Volberding believes there is mounting, if indirect, evidence to show
that zidovudine prolongs life and improves the quality of life. A recent
study in Maryland compared survival times for people with AIDS diagnosed
between 1983 and 1989. On average, people diagnosed between 1987 and 1989
lived 140 days longer than those diagnosed before and during 1985. Zidovudine
was licensed in 1987. Those who received zidovudine survived on average
for 770 days, compared with 190 days for those who did not. Of all factors
influencing survival, zidovudine was the strongest, said the researchers
(New England Journal of Medicine, vol 324 p 1412).

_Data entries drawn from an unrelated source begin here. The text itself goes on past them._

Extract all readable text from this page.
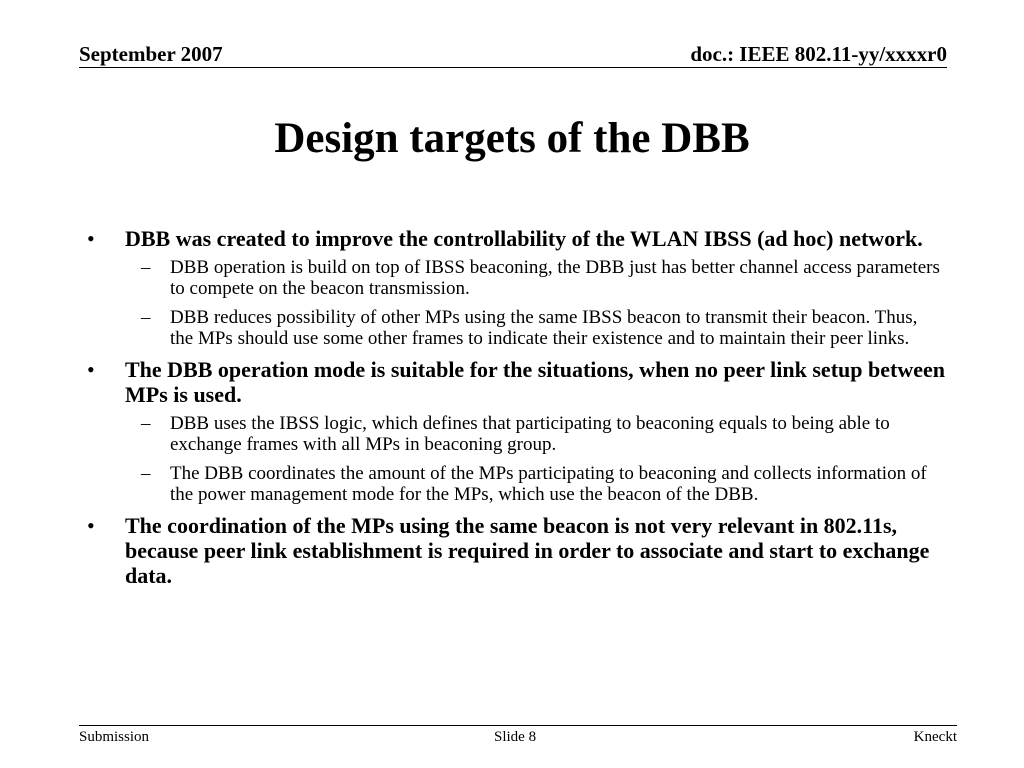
September 2007	doc.: IEEE 802.11-yy/xxxxr0
Design targets of the DBB
• DBB was created to improve the controllability of the WLAN IBSS (ad hoc) network.
– DBB operation is build on top of IBSS beaconing, the DBB just has better channel access parameters to compete on the beacon transmission.
– DBB reduces possibility of other MPs using the same IBSS beacon to transmit their beacon. Thus, the MPs should use some other frames to indicate their existence and to maintain their peer links.
• The DBB operation mode is suitable for the situations, when no peer link setup between MPs is used.
– DBB uses the IBSS logic, which defines that participating to beaconing equals to being able to exchange frames with all MPs in beaconing group.
– The DBB coordinates the amount of the MPs participating to beaconing and collects information of the power management mode for the MPs, which use the beacon of the DBB.
• The coordination of the MPs using the same beacon is not very relevant in 802.11s, because peer link establishment is required in order to associate and start to exchange data.
Submission	Slide 8	Kneckt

Yet it was not the only factor. Since the mid 1980s, doctors have got
much better at detecting and treating the secondary infections that exploit
HIV’s destruction of the immune system. It is these infections, such as
Pneumocystis carinii pneumonia and toxoplasmosis of the brain, that actually
kill people with AIDS. The medical improvements may account for an important
part of the increase in survival time.
Hopes that the development of new generations of HIV drugs will make
arguments over zidovudine redundant, are still unfounded. The next arrivals
are some years away. In the meantime, researchers are looking increasingly
at combined therapy with zidovudine and ddI. Used either at the same time
or one after another, they may increase the ‘window’ between starting treatment
and the appearance of drug-resistant strains. The importance of this strategy
was brought home recently with the discovery of the first HIV strain to
show resistance to ddI (Science, 27 September, p 1557). Other, as yet unlicensed
nucleoside analogues such as ddC are also being studied as part of combination
with therapies.
So, the debate over zidovudine continues. Weller sees the sense in stopping
the virus replicating as early as possible. ‘But I’m not sure if we’ve got
the right tool at the moment,’ he says. Some people with HIV and their advocates
agree: ‘I certainly could not say definitely that ‘AZT is a good thing for
you’,’ says Partridge. Volberding, on the other hand, says the effect of
the drug is clear and believes that early treatment is the best course of
action.
Next June, Concorde’s independent committee will analyse the data again.
Until then at least, the jury is still out.